Den „Sound of Ukraine“ lerne ich in Odessa kennen. Laut surrende Generatoren vor jedem Café. Das Stromnetz ist fragil. Als ich eine der wichtigsten Trafo-Stationen besuche, erschließt sich mir aus den Spuren der Angriffe auch warum. Die „Luftverteidigung“ der Station besteht aus einem Geschütz aus dem Jahr 1947. Es feuert einen Schuss pro Minute ab. Da haben die Drohnen leichtes Spiel. Militärische Hilfe würden sie hier gern humanitär einsetzen, meint der Direktor der Anlage. Doch davon kommt zu wenig an. So wie auch zu wenig Getreide aus dem Hafen von Odessa in der Welt ankommt, sagt der Gouverneur der Region. Man könne pro Tag bis zu 20 Schiffe abfertigen. Der russische Teil der Arbeitsgruppe im Bosporus bearbeite täglich nur drei bis vier Anträge – sicher nicht aus Versehen.
Das Schwarze Meer kann man in Odessa sehen, spüren kann man es nicht. Alle Zugänge sind abgesperrt, teile der Gewässer sind vermint, um eine Invasion von der See aus zu verhindern.

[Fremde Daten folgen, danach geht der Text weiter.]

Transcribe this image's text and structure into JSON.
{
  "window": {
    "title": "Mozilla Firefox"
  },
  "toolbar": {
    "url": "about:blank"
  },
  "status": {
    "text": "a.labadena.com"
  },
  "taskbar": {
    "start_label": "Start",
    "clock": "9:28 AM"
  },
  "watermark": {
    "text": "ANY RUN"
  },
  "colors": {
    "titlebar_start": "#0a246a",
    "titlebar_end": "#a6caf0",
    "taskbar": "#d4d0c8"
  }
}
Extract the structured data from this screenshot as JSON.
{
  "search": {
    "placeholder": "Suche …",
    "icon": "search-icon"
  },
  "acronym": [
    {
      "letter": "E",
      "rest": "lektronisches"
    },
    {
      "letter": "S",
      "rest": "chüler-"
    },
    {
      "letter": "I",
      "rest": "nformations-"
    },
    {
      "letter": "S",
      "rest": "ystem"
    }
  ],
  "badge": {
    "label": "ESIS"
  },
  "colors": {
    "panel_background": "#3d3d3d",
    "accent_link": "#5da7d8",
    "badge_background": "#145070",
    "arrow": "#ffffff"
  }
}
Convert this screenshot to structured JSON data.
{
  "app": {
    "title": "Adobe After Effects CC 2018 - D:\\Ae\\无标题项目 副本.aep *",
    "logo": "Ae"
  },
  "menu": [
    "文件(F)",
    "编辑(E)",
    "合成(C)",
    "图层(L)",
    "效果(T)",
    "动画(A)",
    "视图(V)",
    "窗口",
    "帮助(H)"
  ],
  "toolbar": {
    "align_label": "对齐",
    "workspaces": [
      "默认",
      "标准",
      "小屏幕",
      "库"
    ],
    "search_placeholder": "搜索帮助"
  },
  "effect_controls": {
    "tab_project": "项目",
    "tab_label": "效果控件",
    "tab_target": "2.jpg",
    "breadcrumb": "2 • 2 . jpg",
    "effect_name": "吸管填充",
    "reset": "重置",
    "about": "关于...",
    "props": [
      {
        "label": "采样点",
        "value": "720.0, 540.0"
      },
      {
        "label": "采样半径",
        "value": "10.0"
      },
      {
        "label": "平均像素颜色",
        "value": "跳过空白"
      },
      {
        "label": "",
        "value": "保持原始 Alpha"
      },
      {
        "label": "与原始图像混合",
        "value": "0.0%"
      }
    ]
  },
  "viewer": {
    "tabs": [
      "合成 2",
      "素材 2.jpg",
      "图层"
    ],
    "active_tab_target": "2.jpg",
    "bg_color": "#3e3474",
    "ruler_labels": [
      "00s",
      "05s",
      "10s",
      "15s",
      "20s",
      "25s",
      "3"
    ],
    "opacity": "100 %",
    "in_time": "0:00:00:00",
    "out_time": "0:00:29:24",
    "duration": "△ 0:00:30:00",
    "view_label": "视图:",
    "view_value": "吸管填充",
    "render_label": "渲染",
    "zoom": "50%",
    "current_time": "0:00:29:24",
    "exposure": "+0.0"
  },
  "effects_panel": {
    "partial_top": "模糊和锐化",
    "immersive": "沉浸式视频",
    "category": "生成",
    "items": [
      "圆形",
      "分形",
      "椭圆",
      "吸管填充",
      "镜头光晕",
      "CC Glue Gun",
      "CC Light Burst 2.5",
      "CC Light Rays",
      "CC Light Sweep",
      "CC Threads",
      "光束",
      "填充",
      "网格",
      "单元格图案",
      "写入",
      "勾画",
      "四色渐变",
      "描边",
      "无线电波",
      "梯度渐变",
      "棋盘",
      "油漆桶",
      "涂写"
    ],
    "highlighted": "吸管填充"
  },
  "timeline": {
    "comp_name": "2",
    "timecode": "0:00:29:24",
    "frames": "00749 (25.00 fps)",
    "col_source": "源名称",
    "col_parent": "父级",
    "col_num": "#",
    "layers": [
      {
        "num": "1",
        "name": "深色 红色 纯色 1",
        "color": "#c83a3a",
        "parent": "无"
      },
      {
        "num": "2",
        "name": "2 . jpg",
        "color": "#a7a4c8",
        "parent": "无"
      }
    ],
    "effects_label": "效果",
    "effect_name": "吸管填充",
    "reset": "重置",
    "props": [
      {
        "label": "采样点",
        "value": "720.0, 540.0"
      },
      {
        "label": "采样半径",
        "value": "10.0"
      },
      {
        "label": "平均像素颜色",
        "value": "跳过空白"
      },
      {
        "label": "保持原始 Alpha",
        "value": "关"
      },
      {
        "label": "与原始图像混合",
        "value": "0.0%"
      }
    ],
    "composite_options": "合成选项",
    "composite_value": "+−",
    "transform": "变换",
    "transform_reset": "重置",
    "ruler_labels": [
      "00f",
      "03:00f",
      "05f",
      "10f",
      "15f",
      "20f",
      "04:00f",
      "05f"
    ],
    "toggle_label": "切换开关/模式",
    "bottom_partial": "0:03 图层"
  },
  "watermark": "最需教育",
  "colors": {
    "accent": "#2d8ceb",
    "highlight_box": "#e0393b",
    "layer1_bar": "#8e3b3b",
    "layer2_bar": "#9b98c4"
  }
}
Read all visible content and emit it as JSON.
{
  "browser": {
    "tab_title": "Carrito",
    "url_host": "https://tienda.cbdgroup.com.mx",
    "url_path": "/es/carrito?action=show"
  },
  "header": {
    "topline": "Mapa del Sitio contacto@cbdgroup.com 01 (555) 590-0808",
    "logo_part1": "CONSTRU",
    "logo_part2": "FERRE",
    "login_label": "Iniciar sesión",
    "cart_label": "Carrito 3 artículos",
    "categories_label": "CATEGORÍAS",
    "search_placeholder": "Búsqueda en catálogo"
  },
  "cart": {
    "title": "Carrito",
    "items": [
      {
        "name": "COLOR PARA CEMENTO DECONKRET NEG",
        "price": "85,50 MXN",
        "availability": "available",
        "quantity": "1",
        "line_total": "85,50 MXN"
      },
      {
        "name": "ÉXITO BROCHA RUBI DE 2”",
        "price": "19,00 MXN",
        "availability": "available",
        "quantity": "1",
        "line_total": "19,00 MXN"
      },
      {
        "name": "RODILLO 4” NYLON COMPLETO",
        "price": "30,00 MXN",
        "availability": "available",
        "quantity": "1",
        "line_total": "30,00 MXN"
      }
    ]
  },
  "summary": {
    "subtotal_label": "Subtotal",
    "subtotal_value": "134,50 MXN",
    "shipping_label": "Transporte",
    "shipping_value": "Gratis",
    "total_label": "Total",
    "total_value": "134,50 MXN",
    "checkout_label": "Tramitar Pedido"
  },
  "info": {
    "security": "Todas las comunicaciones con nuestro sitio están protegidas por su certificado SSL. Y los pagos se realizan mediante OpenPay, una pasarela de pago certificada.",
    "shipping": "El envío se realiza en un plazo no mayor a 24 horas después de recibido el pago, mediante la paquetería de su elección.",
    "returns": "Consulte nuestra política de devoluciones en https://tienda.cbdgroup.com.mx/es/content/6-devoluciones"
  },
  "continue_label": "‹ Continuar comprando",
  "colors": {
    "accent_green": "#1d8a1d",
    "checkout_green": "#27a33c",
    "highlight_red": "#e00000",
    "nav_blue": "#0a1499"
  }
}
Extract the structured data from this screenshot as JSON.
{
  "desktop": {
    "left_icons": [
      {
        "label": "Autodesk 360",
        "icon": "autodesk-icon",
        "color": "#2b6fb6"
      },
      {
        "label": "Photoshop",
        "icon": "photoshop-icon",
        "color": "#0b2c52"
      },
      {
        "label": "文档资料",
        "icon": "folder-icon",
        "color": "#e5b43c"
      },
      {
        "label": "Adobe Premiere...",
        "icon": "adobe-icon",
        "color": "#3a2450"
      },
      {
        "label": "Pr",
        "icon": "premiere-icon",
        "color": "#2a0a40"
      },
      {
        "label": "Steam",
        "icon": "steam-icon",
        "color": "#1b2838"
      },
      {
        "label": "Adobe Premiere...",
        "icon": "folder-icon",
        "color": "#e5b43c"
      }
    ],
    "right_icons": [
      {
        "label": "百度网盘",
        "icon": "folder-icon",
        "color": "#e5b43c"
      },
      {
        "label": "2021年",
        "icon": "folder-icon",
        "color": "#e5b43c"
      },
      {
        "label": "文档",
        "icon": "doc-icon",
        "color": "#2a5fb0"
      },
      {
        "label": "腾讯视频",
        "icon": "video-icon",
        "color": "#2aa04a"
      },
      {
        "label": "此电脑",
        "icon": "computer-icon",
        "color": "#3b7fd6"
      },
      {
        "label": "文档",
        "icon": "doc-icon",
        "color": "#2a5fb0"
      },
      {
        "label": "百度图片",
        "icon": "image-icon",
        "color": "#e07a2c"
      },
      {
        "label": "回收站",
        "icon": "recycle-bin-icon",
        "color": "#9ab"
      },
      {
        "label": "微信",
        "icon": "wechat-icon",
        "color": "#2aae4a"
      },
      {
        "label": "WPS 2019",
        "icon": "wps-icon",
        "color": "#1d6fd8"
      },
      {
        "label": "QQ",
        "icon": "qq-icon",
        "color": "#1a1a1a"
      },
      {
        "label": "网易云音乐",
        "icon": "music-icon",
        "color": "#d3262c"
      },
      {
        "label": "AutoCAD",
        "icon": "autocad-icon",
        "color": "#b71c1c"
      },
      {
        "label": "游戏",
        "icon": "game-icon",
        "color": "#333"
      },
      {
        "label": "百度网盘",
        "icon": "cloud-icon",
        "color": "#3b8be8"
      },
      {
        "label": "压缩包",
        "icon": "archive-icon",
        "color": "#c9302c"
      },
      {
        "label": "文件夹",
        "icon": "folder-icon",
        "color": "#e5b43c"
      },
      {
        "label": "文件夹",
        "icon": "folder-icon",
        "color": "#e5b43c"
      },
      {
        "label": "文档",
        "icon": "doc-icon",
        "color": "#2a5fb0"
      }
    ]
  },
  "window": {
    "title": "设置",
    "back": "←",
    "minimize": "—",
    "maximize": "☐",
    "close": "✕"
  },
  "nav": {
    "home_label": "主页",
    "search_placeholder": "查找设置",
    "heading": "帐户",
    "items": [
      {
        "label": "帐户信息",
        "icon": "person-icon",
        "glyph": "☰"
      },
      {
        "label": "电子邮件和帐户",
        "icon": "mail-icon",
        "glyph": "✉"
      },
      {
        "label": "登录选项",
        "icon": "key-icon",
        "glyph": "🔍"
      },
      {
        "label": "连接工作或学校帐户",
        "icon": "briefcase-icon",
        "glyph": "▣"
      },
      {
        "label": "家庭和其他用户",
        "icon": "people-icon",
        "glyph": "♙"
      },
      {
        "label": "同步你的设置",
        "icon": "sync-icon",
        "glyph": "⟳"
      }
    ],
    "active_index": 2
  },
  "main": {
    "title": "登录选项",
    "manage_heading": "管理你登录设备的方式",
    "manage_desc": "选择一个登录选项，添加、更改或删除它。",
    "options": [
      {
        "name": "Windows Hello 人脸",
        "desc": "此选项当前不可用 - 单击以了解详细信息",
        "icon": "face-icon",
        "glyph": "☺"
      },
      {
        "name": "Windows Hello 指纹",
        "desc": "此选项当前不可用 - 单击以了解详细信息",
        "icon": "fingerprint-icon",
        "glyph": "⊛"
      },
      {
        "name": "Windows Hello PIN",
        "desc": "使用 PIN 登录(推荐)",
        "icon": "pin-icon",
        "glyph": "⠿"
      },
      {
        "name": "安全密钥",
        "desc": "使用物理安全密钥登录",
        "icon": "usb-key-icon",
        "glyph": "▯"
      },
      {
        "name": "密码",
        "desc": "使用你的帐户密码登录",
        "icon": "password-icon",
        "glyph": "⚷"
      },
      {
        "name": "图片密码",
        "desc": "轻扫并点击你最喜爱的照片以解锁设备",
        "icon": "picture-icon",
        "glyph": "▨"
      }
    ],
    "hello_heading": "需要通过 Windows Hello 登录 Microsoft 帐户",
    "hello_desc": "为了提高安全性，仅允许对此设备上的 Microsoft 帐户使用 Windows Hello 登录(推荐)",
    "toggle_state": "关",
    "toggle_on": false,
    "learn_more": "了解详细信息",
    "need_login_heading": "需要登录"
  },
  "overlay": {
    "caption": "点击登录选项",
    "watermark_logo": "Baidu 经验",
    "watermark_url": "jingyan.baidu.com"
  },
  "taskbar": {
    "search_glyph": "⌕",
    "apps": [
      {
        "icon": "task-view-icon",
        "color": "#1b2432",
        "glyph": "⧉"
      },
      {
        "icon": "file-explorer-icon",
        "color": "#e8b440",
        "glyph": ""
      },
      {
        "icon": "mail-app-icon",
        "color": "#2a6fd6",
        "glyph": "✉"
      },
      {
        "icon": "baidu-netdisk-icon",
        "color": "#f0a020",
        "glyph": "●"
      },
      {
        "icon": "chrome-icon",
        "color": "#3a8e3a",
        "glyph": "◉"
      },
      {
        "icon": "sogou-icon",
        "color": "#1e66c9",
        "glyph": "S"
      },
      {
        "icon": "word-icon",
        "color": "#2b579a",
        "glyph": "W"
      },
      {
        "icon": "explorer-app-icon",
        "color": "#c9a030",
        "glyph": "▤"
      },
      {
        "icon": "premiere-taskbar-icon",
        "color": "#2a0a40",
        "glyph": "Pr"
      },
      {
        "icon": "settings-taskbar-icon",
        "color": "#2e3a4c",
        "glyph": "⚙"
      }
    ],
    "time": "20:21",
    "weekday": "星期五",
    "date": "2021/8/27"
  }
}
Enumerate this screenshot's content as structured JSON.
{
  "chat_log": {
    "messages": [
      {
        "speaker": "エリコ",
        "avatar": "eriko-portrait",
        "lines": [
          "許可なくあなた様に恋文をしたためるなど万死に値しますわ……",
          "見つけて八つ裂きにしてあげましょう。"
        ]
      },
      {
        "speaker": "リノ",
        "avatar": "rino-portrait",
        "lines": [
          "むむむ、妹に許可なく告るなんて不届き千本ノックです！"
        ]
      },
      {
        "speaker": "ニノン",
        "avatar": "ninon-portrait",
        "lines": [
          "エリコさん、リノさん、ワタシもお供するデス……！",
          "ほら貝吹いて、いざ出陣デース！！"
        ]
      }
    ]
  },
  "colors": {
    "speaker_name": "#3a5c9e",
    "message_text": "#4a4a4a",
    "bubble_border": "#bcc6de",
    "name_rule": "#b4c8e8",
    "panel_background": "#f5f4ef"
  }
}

Zum Abschluss meiner Reise besuche ich Lviv. Man erweitert gerade das Krankenhaus, um der Verwundeten aus dem Osten Herr zu werden. Auch die Prothesenproduktion soll aufgenommen werden. Der Bedarf ist groß. Der Chefarzt spricht mit einem traumatisierten Soldaten aus Bachmut. Er hat nur noch ein Bein.

In den acht Tagen habe ich viele Anekdoten gehört, was man nach dem Sieg alles machen möchte. Wie viele Ukrainer diesen Tag erleben werden und wann, das liegt auch an uns in Deutschland. Die Ukrainer kämpfen und sterben allein, aber nicht nur für sich. Wir sollten so rational sein wie sie und ihnen helfen, so gut wie wir können.